How to page when a host is down?
Closed, ResolvedPublic

Description

The nova-network service on labnet1002 is critical and needs to page. As of today, it is configured to do so.

Alas, if the whole system goes down, the icinga PING test will suppress the nova-network service test. And the PING test does not, itself, page. So we'll get pages if the service dies but not if the whole box goes down.

Is there a way to mark a particular host as critical so that we get paged if the PING test fails? If not, we need a way.

Event Timeline

Andrew raised the priority of this task from to Needs Triage.
Andrew updated the task description. (Show Details)
Andrew added a project: acl*sre-team.
Andrew added a subscriber: Andrew.

The monitoring::host class has a contact_group parameter, like the monitoring::service class does.

monitoring::host { $::hostname:
    contact_group => $contact_group

and this is used in base and defaults to "admins".

class base::monitoring::host(
     $contact_group = 'admins',

You would have to override that and set it to "admins,sms". to get paging for the host.
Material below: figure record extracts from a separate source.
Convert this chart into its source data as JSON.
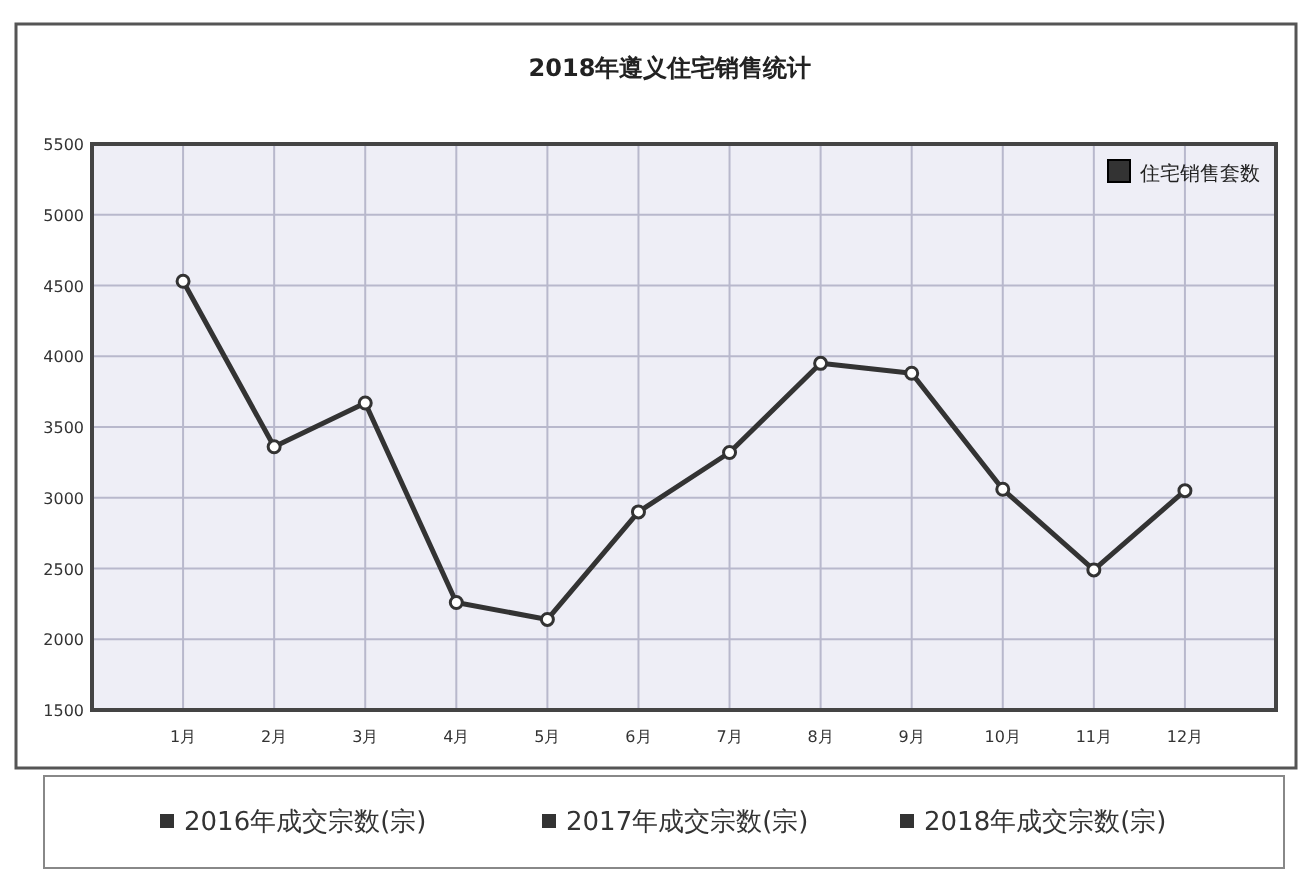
{
  "chart_data": {
    "type": "line",
    "title": "2018年遵义住宅销售统计",
    "categories": [
      "1月",
      "2月",
      "3月",
      "4月",
      "5月",
      "6月",
      "7月",
      "8月",
      "9月",
      "10月",
      "11月",
      "12月"
    ],
    "series": [
      {
        "name": "住宅销售套数",
        "color": "#333333",
        "values": [
          4530,
          3360,
          3670,
          2260,
          2140,
          2900,
          3320,
          3950,
          3880,
          3060,
          2490,
          3050
        ]
      }
    ],
    "ylim": [
      1500,
      5500
    ],
    "yticks": [
      1500,
      2000,
      2500,
      3000,
      3500,
      4000,
      4500,
      5000,
      5500
    ],
    "grid": true,
    "legend": "top right",
    "marker": "circle",
    "annotations": [
      "2016年成交宗数(宗)",
      "2017年成交宗数(宗)",
      "2018年成交宗数(宗)"
    ]
  }
}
But... is that really needed?

You say: " if the whole system goes down, the icinga PING test will suppress the nova-network service test." but i'm not so sure about that.
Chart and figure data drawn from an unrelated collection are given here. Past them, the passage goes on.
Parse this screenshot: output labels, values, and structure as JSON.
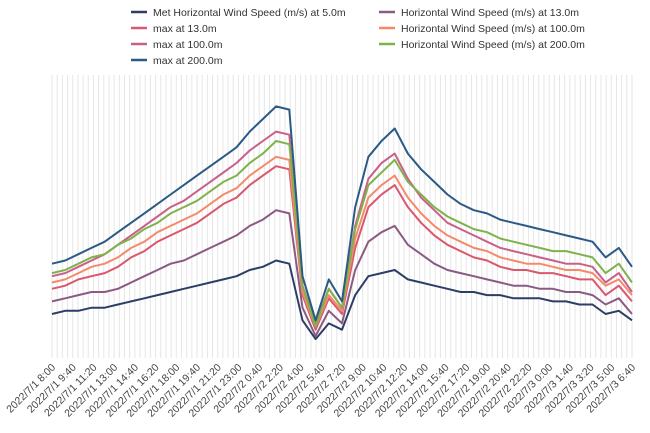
{
  "chart_data": {
    "type": "line",
    "title": "",
    "xlabel": "",
    "ylabel": "",
    "y_axis_labels_shown": false,
    "grid": "vertical lines only",
    "legend_position": "top",
    "xtick_labels": [
      "2022/7/1 8:00",
      "2022/7/1 9:40",
      "2022/7/1 11:20",
      "2022/7/1 13:00",
      "2022/7/1 14:40",
      "2022/7/1 16:20",
      "2022/7/1 18:00",
      "2022/7/1 19:40",
      "2022/7/1 21:20",
      "2022/7/1 23:00",
      "2022/7/2 0:40",
      "2022/7/2 2:20",
      "2022/7/2 4:00",
      "2022/7/2 5:40",
      "2022/7/2 7:20",
      "2022/7/2 9:00",
      "2022/7/2 10:40",
      "2022/7/2 12:20",
      "2022/7/2 14:00",
      "2022/7/2 15:40",
      "2022/7/2 17:20",
      "2022/7/2 19:00",
      "2022/7/2 20:40",
      "2022/7/2 22:20",
      "2022/7/3 0:00",
      "2022/7/3 1:40",
      "2022/7/3 3:20",
      "2022/7/3 5:00",
      "2022/7/3 6:40"
    ],
    "series": [
      {
        "name": "Met Horizontal Wind Speed (m/s) at 5.0m",
        "color": "#2c3e66",
        "values": [
          1.4,
          1.5,
          1.5,
          1.6,
          1.6,
          1.7,
          1.8,
          1.9,
          2.0,
          2.1,
          2.2,
          2.3,
          2.4,
          2.5,
          2.6,
          2.8,
          2.9,
          3.1,
          3.0,
          1.2,
          0.6,
          1.1,
          0.9,
          2.0,
          2.6,
          2.7,
          2.8,
          2.5,
          2.4,
          2.3,
          2.2,
          2.1,
          2.1,
          2.0,
          2.0,
          1.9,
          1.9,
          1.9,
          1.8,
          1.8,
          1.7,
          1.7,
          1.4,
          1.5,
          1.2
        ]
      },
      {
        "name": "Horizontal Wind Speed (m/s) at 13.0m",
        "color": "#8b5a83",
        "values": [
          1.8,
          1.9,
          2.0,
          2.1,
          2.1,
          2.2,
          2.4,
          2.6,
          2.8,
          3.0,
          3.1,
          3.3,
          3.5,
          3.7,
          3.9,
          4.2,
          4.4,
          4.7,
          4.6,
          1.6,
          0.7,
          1.5,
          1.1,
          2.8,
          3.7,
          4.0,
          4.2,
          3.6,
          3.3,
          3.0,
          2.8,
          2.7,
          2.6,
          2.5,
          2.4,
          2.3,
          2.3,
          2.2,
          2.2,
          2.1,
          2.1,
          2.0,
          1.7,
          1.9,
          1.4
        ]
      },
      {
        "name": "max at 13.0m",
        "color": "#d9586e",
        "values": [
          2.2,
          2.3,
          2.5,
          2.6,
          2.7,
          2.9,
          3.2,
          3.4,
          3.7,
          3.9,
          4.1,
          4.3,
          4.6,
          4.9,
          5.1,
          5.5,
          5.8,
          6.1,
          6.0,
          2.0,
          0.9,
          1.9,
          1.4,
          3.5,
          4.8,
          5.2,
          5.5,
          4.8,
          4.3,
          3.9,
          3.6,
          3.4,
          3.2,
          3.1,
          2.9,
          2.8,
          2.8,
          2.7,
          2.7,
          2.6,
          2.5,
          2.5,
          2.0,
          2.3,
          1.8
        ]
      },
      {
        "name": "Horizontal Wind Speed (m/s) at 100.0m",
        "color": "#f58a6a",
        "values": [
          2.4,
          2.5,
          2.7,
          2.9,
          3.0,
          3.2,
          3.5,
          3.7,
          4.0,
          4.2,
          4.4,
          4.6,
          4.9,
          5.2,
          5.4,
          5.8,
          6.1,
          6.4,
          6.3,
          2.1,
          1.0,
          2.0,
          1.5,
          3.8,
          5.1,
          5.5,
          5.8,
          5.1,
          4.6,
          4.2,
          3.9,
          3.7,
          3.5,
          3.4,
          3.2,
          3.1,
          3.0,
          3.0,
          2.9,
          2.8,
          2.8,
          2.7,
          2.3,
          2.5,
          2.0
        ]
      },
      {
        "name": "max at 100.0m",
        "color": "#c9608a",
        "values": [
          2.6,
          2.7,
          2.9,
          3.1,
          3.3,
          3.6,
          3.9,
          4.2,
          4.5,
          4.8,
          5.0,
          5.3,
          5.6,
          5.9,
          6.2,
          6.6,
          6.9,
          7.2,
          7.1,
          2.3,
          1.1,
          2.2,
          1.6,
          4.2,
          5.7,
          6.2,
          6.5,
          5.7,
          5.1,
          4.7,
          4.3,
          4.1,
          3.9,
          3.7,
          3.5,
          3.4,
          3.3,
          3.2,
          3.1,
          3.0,
          3.0,
          2.9,
          2.4,
          2.7,
          2.1
        ]
      },
      {
        "name": "Horizontal Wind Speed (m/s) at 200.0m",
        "color": "#7fb24a",
        "values": [
          2.7,
          2.8,
          3.0,
          3.2,
          3.3,
          3.6,
          3.8,
          4.1,
          4.3,
          4.6,
          4.8,
          5.0,
          5.3,
          5.6,
          5.8,
          6.2,
          6.5,
          6.9,
          6.8,
          2.3,
          1.0,
          2.2,
          1.6,
          4.1,
          5.5,
          5.9,
          6.3,
          5.6,
          5.2,
          4.8,
          4.5,
          4.3,
          4.1,
          4.0,
          3.8,
          3.7,
          3.6,
          3.5,
          3.4,
          3.4,
          3.3,
          3.2,
          2.7,
          3.0,
          2.4
        ]
      },
      {
        "name": "max at 200.0m",
        "color": "#2b5a85",
        "values": [
          3.0,
          3.1,
          3.3,
          3.5,
          3.7,
          4.0,
          4.3,
          4.6,
          4.9,
          5.2,
          5.5,
          5.8,
          6.1,
          6.4,
          6.7,
          7.2,
          7.6,
          8.0,
          7.9,
          2.6,
          1.2,
          2.5,
          1.8,
          4.8,
          6.4,
          6.9,
          7.3,
          6.5,
          6.0,
          5.6,
          5.2,
          4.9,
          4.7,
          4.6,
          4.4,
          4.3,
          4.2,
          4.1,
          4.0,
          3.9,
          3.8,
          3.7,
          3.2,
          3.5,
          2.9
        ]
      }
    ]
  }
}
I think as long as you do _not_ define any service dependencies [http://docs.icinga.org/latest/en/dependencies.html] nothing will be supressed by another check. So, if the host is down, naturally also the service on it will be down.. and page.

In other cases this is what annoys us, right? That there are no dependencies defined and if one thing goes down we get all the notifications for all the services on it.

But let's test if we can?

I agree with @Dzahn, it seems what we need is higher level checks for labs networking functioning and page on those. In general I think we're better off having pages for high level service status or IOW things as perceived by users

Agreed, define a high level test which checks Labs networking and is not dependent on a single node being up.

I think as long as you do _not_ define any service dependencies [http://docs.icinga.org/latest
/en/dependencies.html] nothing will be supressed by another check. So, if the host is down, naturally also the
service on it will be down.. and page.

This goes to the root of my question. I can see from the IRC logs that when labnet1001 went down there was only one alert: host down. None of the other services local to that box said anything on IRC. Does that mean that those other alerts didn't fire, or is it just that the IRC system was somehow smart about it?

Does that mean that those other alerts didn't fire, or is it just that the IRC system was somehow smart about it?

Since history rotates so quickly on icinga it's not easy to tell from notification logs anymore, but "Histogram" still has a spike
for a CRIT that happened at the same time, one each for:

You meant labnet1002 right? labnet1001 downtime was a while longer ago per Icinga

@Andrew Did that answer the question or should the ticket stay open?

Dzahn triaged this task as Medium priority.

ok, everyone seems to think that this is not a problem, so I will close and reopen if it turns out to be a problem at some point.